Правда, одной, самой романтической фотографии в коробке недоставало: после того как Вика, подтверждая свой особый статус между жизнью и смертью, все-таки изыскала способ физически соединиться с уклонившимся возлюбленным (ложем послужила рябая, словно каменной сметаной залитая ванна), — после этого возмущенный Антонов, тогда еще жених, изорвал размокший снимок на мелкие клочки. Хитрая Вика сделала вид, будто не заметила потери, а может, и в самом деле не обратила внимания, что один из экспонатов куда-то пропал: слишком уж она тогда сбилась со счета, даже март с его солнечными слезами и косой тетрадной синевой древесных теней упорно виделся ей февралем, а еще она все время пугалась, что кончаются деньги, хотя денег было столько, сколько всегда. Возможно, при переезде на бабкину квартиру растерянная Вика собрала не весь архив, что-то исчезло еще. Так или иначе, фотографии Павлика на время пропали с глаз, хотя ревнивый Антонов отлично знал, что конфетная коробка, перевязанная Викиной школьной ленточкой черного атласа, хранится в нижнем отделении новой блондинисто-светлой итальянской стенки, украшенной длинными лужами якобы древесных разводов, — и где-то там же свернулась слабая, переплетенная тем же галантерейным трауром, уже немного войлочная Викина коса.

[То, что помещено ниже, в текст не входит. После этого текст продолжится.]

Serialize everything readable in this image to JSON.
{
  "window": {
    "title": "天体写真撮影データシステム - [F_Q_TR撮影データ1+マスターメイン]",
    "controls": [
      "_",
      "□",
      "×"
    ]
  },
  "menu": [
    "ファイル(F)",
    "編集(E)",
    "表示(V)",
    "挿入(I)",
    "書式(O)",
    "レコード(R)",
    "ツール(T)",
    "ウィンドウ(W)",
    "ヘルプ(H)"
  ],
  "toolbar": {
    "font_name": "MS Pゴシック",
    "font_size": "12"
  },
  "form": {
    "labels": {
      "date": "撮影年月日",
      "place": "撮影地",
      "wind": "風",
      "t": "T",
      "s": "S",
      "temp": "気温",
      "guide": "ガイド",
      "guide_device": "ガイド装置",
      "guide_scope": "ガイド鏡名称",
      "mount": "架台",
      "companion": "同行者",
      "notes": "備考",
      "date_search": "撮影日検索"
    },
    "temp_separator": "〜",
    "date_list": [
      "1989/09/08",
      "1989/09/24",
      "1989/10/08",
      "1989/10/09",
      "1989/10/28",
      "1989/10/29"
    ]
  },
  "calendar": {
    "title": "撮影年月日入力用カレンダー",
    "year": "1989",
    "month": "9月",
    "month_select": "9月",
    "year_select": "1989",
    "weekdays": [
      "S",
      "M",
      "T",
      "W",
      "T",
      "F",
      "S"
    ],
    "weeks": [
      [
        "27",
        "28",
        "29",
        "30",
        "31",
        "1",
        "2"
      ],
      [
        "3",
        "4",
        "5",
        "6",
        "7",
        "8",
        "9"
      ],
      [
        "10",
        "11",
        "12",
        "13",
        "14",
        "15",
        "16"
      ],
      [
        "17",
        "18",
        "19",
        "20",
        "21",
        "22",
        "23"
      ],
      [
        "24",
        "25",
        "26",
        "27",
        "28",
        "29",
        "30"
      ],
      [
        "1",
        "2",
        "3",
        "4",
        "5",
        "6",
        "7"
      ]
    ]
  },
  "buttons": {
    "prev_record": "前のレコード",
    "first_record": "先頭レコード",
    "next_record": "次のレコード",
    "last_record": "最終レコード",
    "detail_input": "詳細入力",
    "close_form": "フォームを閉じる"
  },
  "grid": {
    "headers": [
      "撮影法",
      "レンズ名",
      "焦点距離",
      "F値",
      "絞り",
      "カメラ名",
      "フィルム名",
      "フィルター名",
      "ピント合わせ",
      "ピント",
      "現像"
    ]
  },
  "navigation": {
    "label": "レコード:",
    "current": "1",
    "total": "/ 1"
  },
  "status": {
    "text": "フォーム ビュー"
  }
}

Из-за тайного присутствия Павликовых фотографий Антонов не мог открыто прочитывать письма из Подмосковья: он вообще не любил повторять за другими то, что ему не нравилось, был в этом смысле болезненно щепетилен и старался даже случайно не отразить в себе чужого — поэтому в детстве, бывало, здоровенные двоечники, ужасные своими куцыми, какими-то арестантскими школьными формами, буквально обездвиживали его легкими, на пробу, тычками под ребра, и Антонов превращался перед ними в безвольную куклу с прижатыми вдоль тела руками разной длины, с одной побитой молью бровкой, выскочившей, будто знак ударения, косо на бледненький лоб. Разумеется, этот вздернутый, пляшущий перепутанными ногами, но неподатливый объект не мог не раздражать: Антонову доставалось так, что после петляющая водичка, вслепую ловимая над железной, с воспаленным дырчатым стоком, дребезжащей раковиной, обжигала расквашенное лицо, будто неразбавленный спирт. Все-таки Антонов не желал защищаться и держал иллюзорную, но важную лично для него дистанцию, без которой, он чувствовал, нарушится цельность мира, где он всюду видел собственное, далекое и близкое, отсутствие. Между тем терпеливые письма все приходили и приходили на новый адрес через руки прежней квартирной хозяйки, чью суровую благосклонность подруга Антонова как-то умела заслужить. Эта профессорская вдова, с бурыми пятнами на папиросном бумажном лице и словно крашенными йодом остатками волос, пережившая пятнадцать лет лагерей, теперь пересылала нежелательных найденышей с тою же неотвязной пунктуальностью, с какою прежде требовала и получала плату за жилье. Нераспечатанные письма, то толстенькие и тяжелые, то истончавшиеся почему-то до единственного твердого листка, хранились у Антонова глубоко под рукописью, под экземплярами его статей и всеми скорыми набросками на разных, от чего попало оторванных клочках, из которых он когда-то думал быстро сделать монографию. Он теперь уже не мог вскрывать конвертов, всегда глядевших с детским выражением, встав впереди больших, открытым текстом набранных газет, из дырок почтового ящика. Слишком наросло отчуждение, и та, другая жизнь, что проходила в полумонастырском, электричками пронизанном городке, сделалась непонятна и тем более далека, что Антонов чувствовал вину, непоправимость своего незнания и запоздалость любого ответа.

Возможно, женщина и не ждала от него никакого отклика, а всего лишь хотела регулярными сведениями о себе сохранить одновременное течение собственной жизни и жизни Антонова: если так, то он ее прекрасно понимал. Собственно, то же самое Антонов пытался проделать относительно себя и Вики: все в нем восставало от сознания, что его, Антонова, попросту не было в ее полудетском прошлом, которое жестокая Вика представляла теперь как прежде всякого замужества свершившуюся судьбу.